2. Zihinsel filtre: Olumsuz deneyimlere odaklanarak olumlu deneyimleri göz ardı etme durumu.
3. Keyfi çıkarsama: Somut bir kanıt olmaksızın olumsuz sonuçlar çıkarmak.
4. Felaketleştirme: En kötü senaryoya odaklanmak.
5. Aşırı genelleme: Tek bir olumsuz deneyimden hareketle genel bir sonuç çıkarmak.
6. Etiketleme: Olumsuz bir etiket yapıştırmak.
7. -meli, -malı düşünceleri: Kişinin kendisine kurallar koyması ve bu kurallara uymadığında olumsuz sonuçlar çıkarması.
8. Büyütme ve küçültme: Sonuçların önemini abartmak ya da küçültmek.
Bu bilişsel çarpıtmalar; kaygı, baskı, stres, suçluluk ve öfke gibi olumsuz duygulara yol açarak performans düşüşüne neden olabilir.
Bilişsel Çarpıtmalarla Başa Çıkma Yöntemleri
Bilişsel çarpıtmalar ile başa çıkmak için aşağıdaki yöntemleri uygulayabilirsiniz:
1. Başarısız olduğunu düşünme: “100 alamadım, bu yüzden başarısızım” yerine, “85 almak da iyi bir başarı” diyerek kendinizi değerlendirin.
2. Olumsuz geri bildirim: “Hoca eksik yönümü söyledi, demek ki iyi değilim” yerine, “Eksiklerimi söyledi ama çalışmamı genel olarak beğendi; bu bir gelişim fırsatı” diye düşünün.
3. Sınav kaygısıyla başa çıkma: “Sınav çok zor geçti, kesin kaldım” yerine, “Elimden geleni yaptım, sonuçları görmeden kesin bir şey söyleyemem” diyerek kendinizi rahatlatın.
4. Gelecek kaygısı: “Bu sınavdan düşük alırsam geleceğim mahvolur” yerine, “Hayatımda başka fırsatlar olacak” demek daha yapıcıdır.
5. Olumsuz deneyim genellemesi: “Geçen denemem kötü geçti, bu hep böyle olacak” yerine, “O deneme istediğim gibi geçmedi ama bu tüm denemelerim kötü geçecek anlamına gelmez” diyebilirsiniz.
6. Kendini etiketleme: “Ben tembel biriyim” düşüncesi yerine, “Zaman zaman erteleyebiliyorum ama bu tembel olduğum anlamına gelmez.
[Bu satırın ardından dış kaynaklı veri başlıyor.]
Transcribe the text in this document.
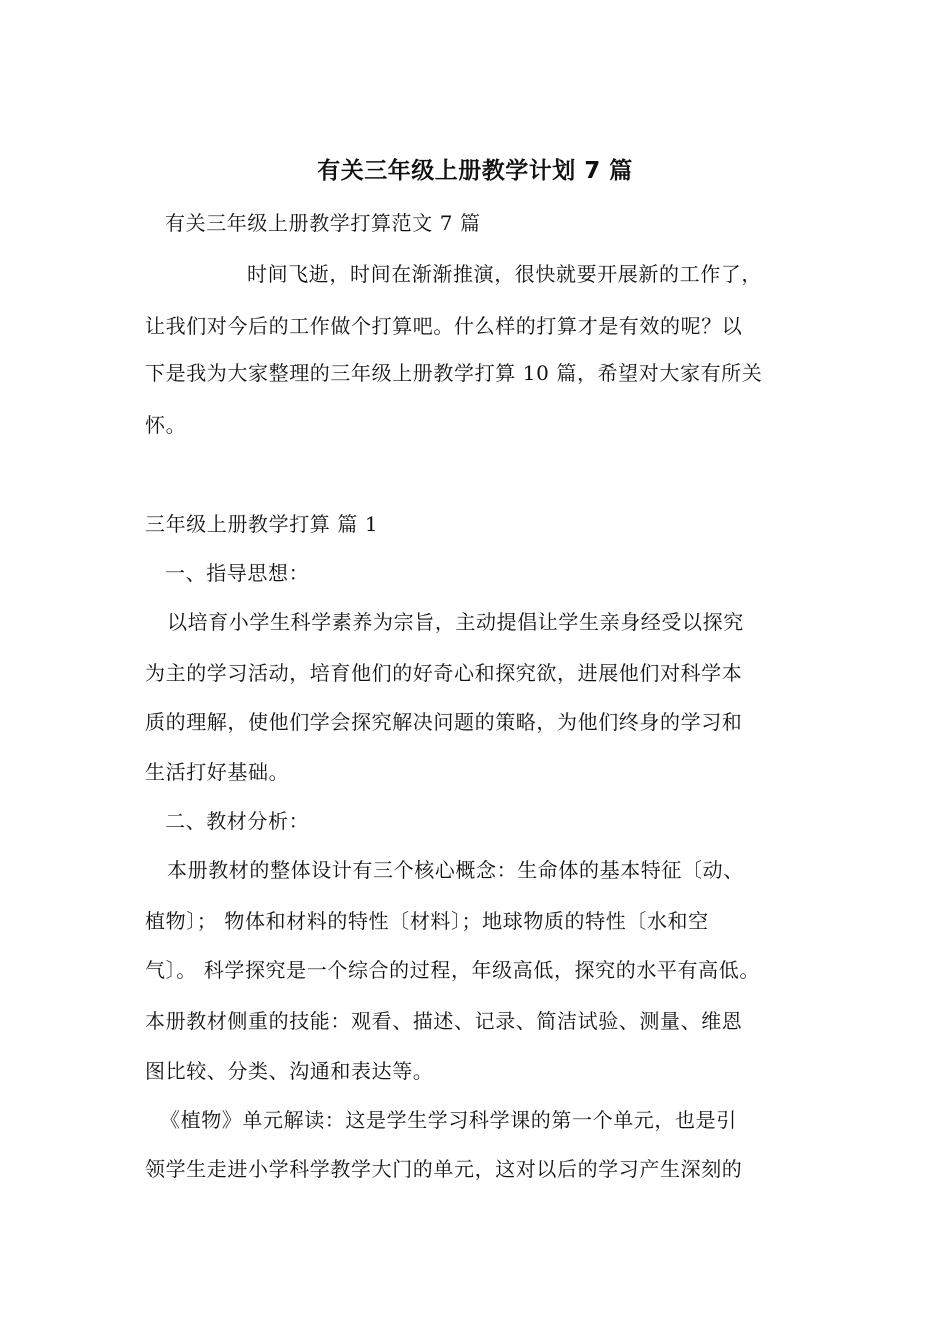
有关三年级上册教学计划 7 篇
有关三年级上册教学打算范文 7 篇
时间飞逝，时间在渐渐推演，很快就要开展新的工作了，
让我们对今后的工作做个打算吧。什么样的打算才是有效的呢？以
下是我为大家整理的三年级上册教学打算 10 篇，希望对大家有所关
怀。
三年级上册教学打算 篇 1
一、指导思想：
以培育小学生科学素养为宗旨，主动提倡让学生亲身经受以探究
为主的学习活动，培育他们的好奇心和探究欲，进展他们对科学本
质的理解，使他们学会探究解决问题的策略，为他们终身的学习和
生活打好基础。
二、教材分析：
本册教材的整体设计有三个核心概念：生命体的基本特征〔动、
植物〕； 物体和材料的特性〔材料〕；地球物质的特性〔水和空
气〕。 科学探究是一个综合的过程，年级高低，探究的水平有高低。
本册教材侧重的技能：观看、描述、记录、简洁试验、测量、维恩
图比较、分类、沟通和表达等。
《植物》单元解读：这是学生学习科学课的第一个单元，也是引
领学生走进小学科学教学大门的单元，这对以后的学习产生深刻的
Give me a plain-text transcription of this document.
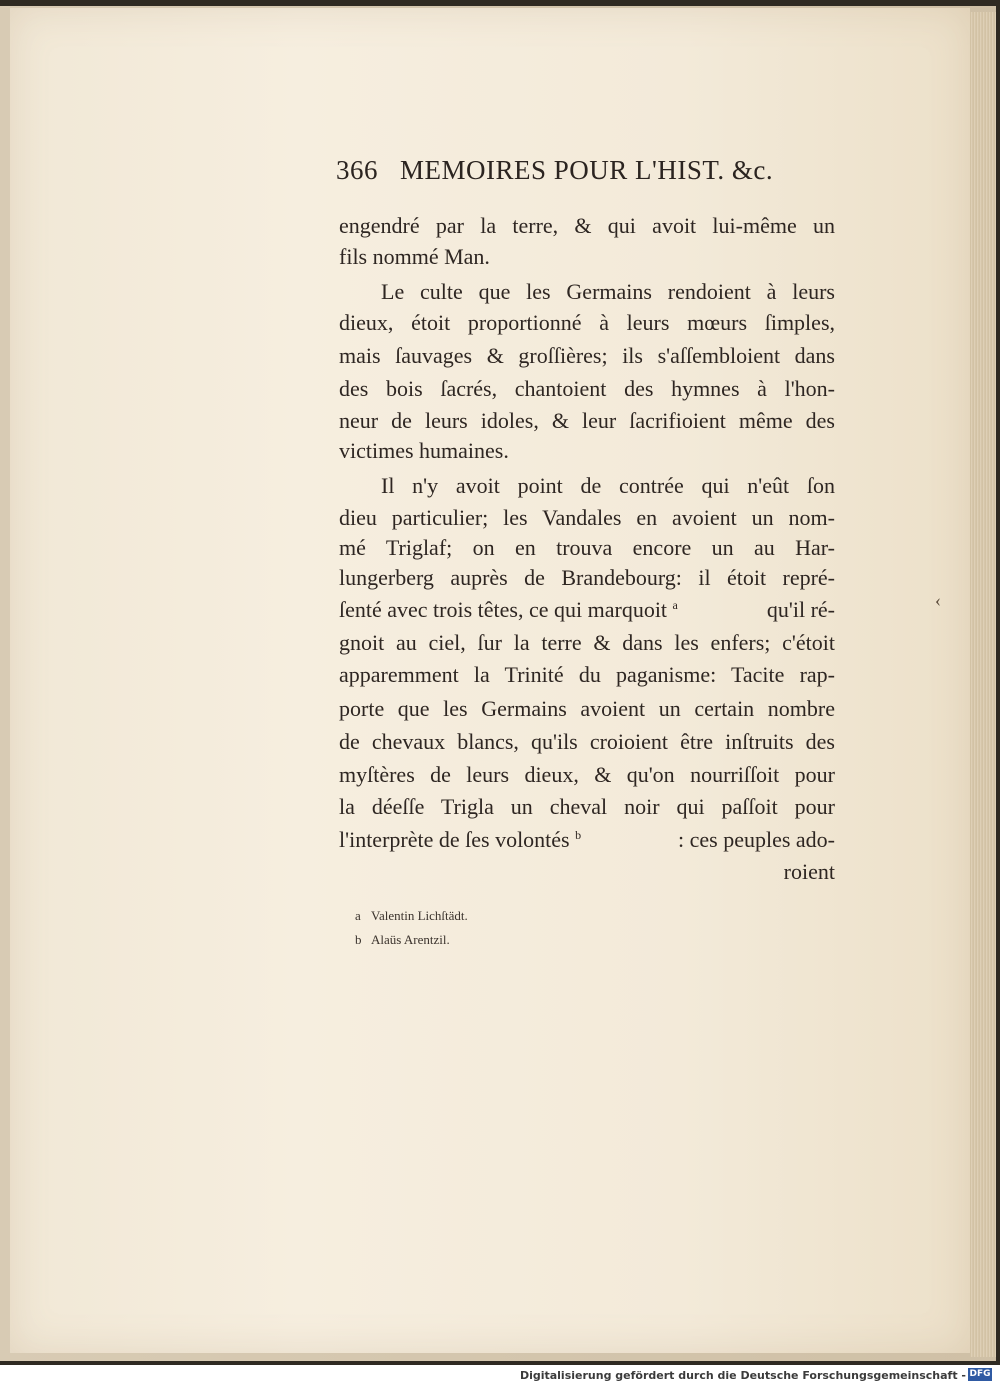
366 MEMOIRES POUR L'HIST. &c.
engendré par la terre, & qui avoit lui-même un
fils nommé Man.
Le culte que les Germains rendoient à leurs
dieux, étoit proportionné à leurs mœurs ſimples,
mais ſauvages & groſſières; ils s'aſſembloient dans
des bois ſacrés, chantoient des hymnes à l'hon-
neur de leurs idoles, & leur ſacrifioient même des
victimes humaines.
Il n'y avoit point de contrée qui n'eût ſon
dieu particulier; les Vandales en avoient un nom-
mé Triglaf; on en trouva encore un au Har-
lungerberg auprès de Brandebourg: il étoit repré-
ſenté avec trois têtes, ce qui marquoit $^a$	qu'il ré-
gnoit au ciel, ſur la terre & dans les enfers; c'étoit
apparemment la Trinité du paganisme: Tacite rap-
porte que les Germains avoient un certain nombre
de chevaux blancs, qu'ils croioient être inſtruits des
myſtères de leurs dieux, & qu'on nourriſſoit pour
la déeſſe Trigla un cheval noir qui paſſoit pour
l'interprète de ſes volontés $^b$	: ces peuples ado-
roient
a Valentin Lichſtädt.
b Alaüs Arentzil.
‹
Digitalisierung gefördert durch die Deutsche Forschungsgemeinschaft - DFG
Daha verimli çalışmayı öğrenebilirim” diye düşünmelisiniz.
7. Kendini suçlama: “Sınava daha fazla çalışmalıydım” düşüncesi yerine, “Elimden geleni yaptım ve bir sonraki sınav için neyi farklı yapabileceğime odaklanmalıyım” demek daha iyidir.
8. Başarıyı küçümseme: “İyi bir puan aldım ama pek önemli değil” yerine “Bu başarı benim emeğimin karşılığı” düşüncesiyle kendinizi motive edin.
Eğer siz bir sınav öğrencisi veya ebeveyni iseniz:
• Kendinizin veya çocuğunuzun bilişsel çarpıtmalarına karşı tetikte olun.
• Bu olumsuz düşünceleri daha gerçekçi ve işlevsel bir şekilde düzenleyin.
• Olumsuz duyguların azaldığını ve olumlu duyguların arttığını fark ettiğinizde birbirinizi desteklemeye devam edin.